Dans le cadre du pilier « nouvelle génération », l'éducation constitue le poste de dépenses le plus important. Les subventions de la FRR peuvent contribuer à soutenir les gouvernements locaux dans des pays tels que la République tchèque et la Lituanie, où l'éducation représente près d'un tiers des dépenses locales, ou la France, où l'éducation publique est une fonction partagée (15 % des dépenses locales). Dans les pays où l'éducation n'est pas un mandat local (Chypre, Malte), ce sont les gouvernements nationaux qui bénéficieront de ce pilier et du soutien de la FRR.
Si l'on considère les piliers qui représentent des priorités secondaires secondaires (en termes d'allocation de subventions mais aussi d'impact sur les gouvernements infranationaux), la cohésion sociale et territoriale a reçu la plus grande part de subventions; ; le lien avec l'étendue de la décentralisation ne semble être qu'aléatoire (Figure 30). En outre, l'impact potentiel des subventions de la FRR sur les gouvernements infranationaux ne peut être déterminé par l'allocation globale des subventions par pilier.
Figure 30 Part des subventions de la FRR par pays et décentralisation (pilier secondaire sélectionné)
Domaines d'action privilégiés par priorité de pilier
Comme nous l’avons mentionné précédemment, quatre piliers de la FRR sont particulièrement importants pour les collectivités locales et régionales, notamment en raison de leur haut niveau de compétences et de leurs responsabilités en matière de prestation de services dans les domaines de la transition verte, de la santé et de la résilience, de la prochaine génération, et du fait qu'elles sont affectées par les programmes de cohésion sociale et territoriale. L'importance de ces piliers sélectionnés sera évaluée du point de vue des AIN en examinant la composition des subventions de la FRR par domaine politique.
Transition verte
Dans le cadre du premier pilier de la FRR, la mobilité durable est le domaine d'action privilégié, avec 32 % des dépenses « vertes » prévues (Figure 31). Les interventions comprennent des investissements coûteux pour les réseaux ferroviaires et des programmes de transports publics écologiques d'importance locale.
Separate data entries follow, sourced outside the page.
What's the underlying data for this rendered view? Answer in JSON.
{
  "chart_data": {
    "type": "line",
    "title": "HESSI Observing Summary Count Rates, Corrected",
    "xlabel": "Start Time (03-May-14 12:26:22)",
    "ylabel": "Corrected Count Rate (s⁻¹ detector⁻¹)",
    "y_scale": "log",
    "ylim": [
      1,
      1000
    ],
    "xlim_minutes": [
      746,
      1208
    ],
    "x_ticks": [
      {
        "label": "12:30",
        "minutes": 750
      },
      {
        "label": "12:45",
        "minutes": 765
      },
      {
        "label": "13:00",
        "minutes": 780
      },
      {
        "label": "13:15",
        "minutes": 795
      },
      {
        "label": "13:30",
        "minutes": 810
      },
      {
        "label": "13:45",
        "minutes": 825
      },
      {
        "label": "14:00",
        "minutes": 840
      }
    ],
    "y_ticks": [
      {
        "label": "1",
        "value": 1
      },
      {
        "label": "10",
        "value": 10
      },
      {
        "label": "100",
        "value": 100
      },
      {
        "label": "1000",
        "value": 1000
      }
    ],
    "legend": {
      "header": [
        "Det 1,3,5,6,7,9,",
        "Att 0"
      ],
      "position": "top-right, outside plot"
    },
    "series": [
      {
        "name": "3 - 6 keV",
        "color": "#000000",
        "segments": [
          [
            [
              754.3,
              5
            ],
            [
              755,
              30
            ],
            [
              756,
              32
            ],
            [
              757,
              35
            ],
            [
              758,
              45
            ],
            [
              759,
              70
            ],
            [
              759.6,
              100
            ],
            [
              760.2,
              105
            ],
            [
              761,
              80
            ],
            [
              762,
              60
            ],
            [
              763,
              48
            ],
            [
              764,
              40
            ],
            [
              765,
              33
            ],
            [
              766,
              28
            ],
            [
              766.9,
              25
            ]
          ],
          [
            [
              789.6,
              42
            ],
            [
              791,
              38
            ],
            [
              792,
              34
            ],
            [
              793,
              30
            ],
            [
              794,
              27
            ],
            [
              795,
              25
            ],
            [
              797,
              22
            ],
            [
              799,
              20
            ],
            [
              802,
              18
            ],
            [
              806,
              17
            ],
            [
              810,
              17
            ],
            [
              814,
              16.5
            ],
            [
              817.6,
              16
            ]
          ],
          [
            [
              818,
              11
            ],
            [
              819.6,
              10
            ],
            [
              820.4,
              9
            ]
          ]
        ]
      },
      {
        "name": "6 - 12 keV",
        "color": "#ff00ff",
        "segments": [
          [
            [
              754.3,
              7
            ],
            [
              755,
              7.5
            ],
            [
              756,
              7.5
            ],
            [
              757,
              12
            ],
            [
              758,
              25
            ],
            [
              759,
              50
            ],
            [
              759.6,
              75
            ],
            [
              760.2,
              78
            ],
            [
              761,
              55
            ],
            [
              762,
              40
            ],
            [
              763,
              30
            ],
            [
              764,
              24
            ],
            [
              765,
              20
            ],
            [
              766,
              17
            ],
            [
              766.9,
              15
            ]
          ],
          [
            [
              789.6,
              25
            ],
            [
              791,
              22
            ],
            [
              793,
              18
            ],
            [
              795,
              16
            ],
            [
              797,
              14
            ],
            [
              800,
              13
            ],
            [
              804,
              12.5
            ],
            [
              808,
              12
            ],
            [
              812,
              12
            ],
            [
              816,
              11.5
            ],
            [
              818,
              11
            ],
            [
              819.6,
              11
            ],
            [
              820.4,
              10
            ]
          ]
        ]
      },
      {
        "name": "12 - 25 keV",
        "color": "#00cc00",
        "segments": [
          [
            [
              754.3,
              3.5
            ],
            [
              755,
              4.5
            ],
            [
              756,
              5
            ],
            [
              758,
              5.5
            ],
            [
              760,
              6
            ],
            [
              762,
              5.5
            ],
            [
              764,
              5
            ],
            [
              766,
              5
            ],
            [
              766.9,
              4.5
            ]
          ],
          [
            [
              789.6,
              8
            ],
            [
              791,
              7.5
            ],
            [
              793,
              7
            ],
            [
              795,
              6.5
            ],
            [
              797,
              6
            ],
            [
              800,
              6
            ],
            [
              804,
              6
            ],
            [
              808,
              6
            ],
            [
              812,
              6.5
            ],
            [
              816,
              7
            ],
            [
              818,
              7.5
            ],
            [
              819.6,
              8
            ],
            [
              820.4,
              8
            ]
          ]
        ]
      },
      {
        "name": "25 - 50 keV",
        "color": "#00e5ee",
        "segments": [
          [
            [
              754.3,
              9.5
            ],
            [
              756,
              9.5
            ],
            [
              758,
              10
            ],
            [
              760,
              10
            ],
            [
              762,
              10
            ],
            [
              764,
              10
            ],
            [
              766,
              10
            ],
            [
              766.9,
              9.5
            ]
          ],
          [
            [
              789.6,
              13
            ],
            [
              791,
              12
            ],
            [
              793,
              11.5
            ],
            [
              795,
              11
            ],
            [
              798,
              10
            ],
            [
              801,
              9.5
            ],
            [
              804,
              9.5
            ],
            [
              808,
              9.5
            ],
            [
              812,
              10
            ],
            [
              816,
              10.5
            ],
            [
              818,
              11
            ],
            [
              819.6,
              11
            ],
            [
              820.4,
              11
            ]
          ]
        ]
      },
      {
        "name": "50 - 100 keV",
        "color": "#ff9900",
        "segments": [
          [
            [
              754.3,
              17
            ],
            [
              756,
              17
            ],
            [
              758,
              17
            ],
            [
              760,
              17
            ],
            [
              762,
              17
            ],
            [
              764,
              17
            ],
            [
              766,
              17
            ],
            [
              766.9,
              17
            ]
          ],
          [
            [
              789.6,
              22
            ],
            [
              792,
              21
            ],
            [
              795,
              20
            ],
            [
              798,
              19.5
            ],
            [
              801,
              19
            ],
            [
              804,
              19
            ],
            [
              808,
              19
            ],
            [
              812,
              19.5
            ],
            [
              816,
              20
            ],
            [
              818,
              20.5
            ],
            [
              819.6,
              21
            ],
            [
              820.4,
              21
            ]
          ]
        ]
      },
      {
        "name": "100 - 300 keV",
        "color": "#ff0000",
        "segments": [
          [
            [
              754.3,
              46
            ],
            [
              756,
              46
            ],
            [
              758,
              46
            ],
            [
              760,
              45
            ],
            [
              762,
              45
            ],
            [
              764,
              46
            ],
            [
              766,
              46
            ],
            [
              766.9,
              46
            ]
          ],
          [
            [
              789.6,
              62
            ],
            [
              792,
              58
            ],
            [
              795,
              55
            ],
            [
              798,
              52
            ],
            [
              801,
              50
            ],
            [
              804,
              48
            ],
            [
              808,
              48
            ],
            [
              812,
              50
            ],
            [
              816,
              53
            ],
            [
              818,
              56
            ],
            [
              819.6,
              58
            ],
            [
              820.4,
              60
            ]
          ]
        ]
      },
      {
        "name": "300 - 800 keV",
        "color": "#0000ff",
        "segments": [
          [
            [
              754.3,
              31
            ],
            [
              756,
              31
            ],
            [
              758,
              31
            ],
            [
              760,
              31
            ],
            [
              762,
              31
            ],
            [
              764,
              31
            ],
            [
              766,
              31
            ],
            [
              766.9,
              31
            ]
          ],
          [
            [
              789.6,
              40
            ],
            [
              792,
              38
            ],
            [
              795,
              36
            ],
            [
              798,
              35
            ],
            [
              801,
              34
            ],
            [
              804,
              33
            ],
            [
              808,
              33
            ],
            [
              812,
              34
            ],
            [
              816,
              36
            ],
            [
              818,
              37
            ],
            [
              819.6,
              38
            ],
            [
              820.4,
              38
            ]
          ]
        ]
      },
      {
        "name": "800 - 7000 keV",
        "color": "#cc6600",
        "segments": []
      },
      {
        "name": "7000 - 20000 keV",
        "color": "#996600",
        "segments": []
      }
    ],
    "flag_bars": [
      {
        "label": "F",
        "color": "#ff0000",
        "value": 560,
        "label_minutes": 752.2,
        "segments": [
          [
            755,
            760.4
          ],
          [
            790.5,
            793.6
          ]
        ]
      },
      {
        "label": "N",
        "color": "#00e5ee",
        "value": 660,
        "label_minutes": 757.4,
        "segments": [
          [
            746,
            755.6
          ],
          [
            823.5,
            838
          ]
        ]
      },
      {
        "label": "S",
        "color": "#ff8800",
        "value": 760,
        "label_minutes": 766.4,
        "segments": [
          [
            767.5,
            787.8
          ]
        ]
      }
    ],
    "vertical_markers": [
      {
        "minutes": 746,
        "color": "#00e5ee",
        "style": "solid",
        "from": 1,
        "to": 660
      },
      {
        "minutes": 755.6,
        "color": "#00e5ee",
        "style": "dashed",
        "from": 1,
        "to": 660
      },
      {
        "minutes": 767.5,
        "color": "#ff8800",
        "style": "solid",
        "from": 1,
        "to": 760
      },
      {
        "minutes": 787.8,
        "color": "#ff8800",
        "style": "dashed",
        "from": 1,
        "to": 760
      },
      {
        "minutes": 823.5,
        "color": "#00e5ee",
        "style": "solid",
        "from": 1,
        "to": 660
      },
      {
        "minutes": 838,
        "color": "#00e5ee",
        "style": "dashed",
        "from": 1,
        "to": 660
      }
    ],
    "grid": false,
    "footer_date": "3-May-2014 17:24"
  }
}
L'efficacité énergétique est également une priorité importante, représentant 29 % des dépenses totales prévues pour la transition verte. Ces subventions doivent être utilisées pour des investissements à portée locale, tels que l'amélioration de l'efficacité énergétique des bâtiments résidentiels, la rénovation des bâtiments publics, la gestion de la pauvreté énergétique, etc.
Les fonctions typiques des collectivités locales, , telles que la gestion des déchets solides à l'aide de solutions d'économie circulaire (par ex., le tri des déchets, le traitement des biodéchets), les services d'eau durables et d'autres programmes de prévention de la pollution environnementale, ne représentent que 2 à 4 % des dépenses totales du premier pilier.
Figure 31 Dépenses en faveur de la transition verte par domaine politique
L'Espagne fournit un bon exemple de programme national complet, l'Agenda urbain espagnol, qui cible divers éléments alignés sur la transition verte (voir Encadré 21).
Encadré 21 - Espagne : Mise en œuvre de l'Agenda urbain espagnol - plan de réhabilitation et de régénération
Ce volet du plan national espagnol FRR implique l'entrée en vigueur de l'Agenda urbain espagnol, une stratégie de rénovation à long terme pour la réhabilitation énergétique du secteur du bâtiment. Il sera mis en œuvre par le biais de diverses actions législatives touchant au logement, au droit de la propriété et à la création de guichets uniques de rénovation. Les objectifs d'investissement prévus comprennent un grand nombre de rénovations de logements résidentiels, la réduction de la consommation d'énergie primaire non renouvelable, la construction de logements sociaux économes en énergie, les rénovations dans les petites municipalités (moins de 5 000 habitants), les projets d'énergie propre rénovant les bâtiments publics en partie dans les petites municipalités.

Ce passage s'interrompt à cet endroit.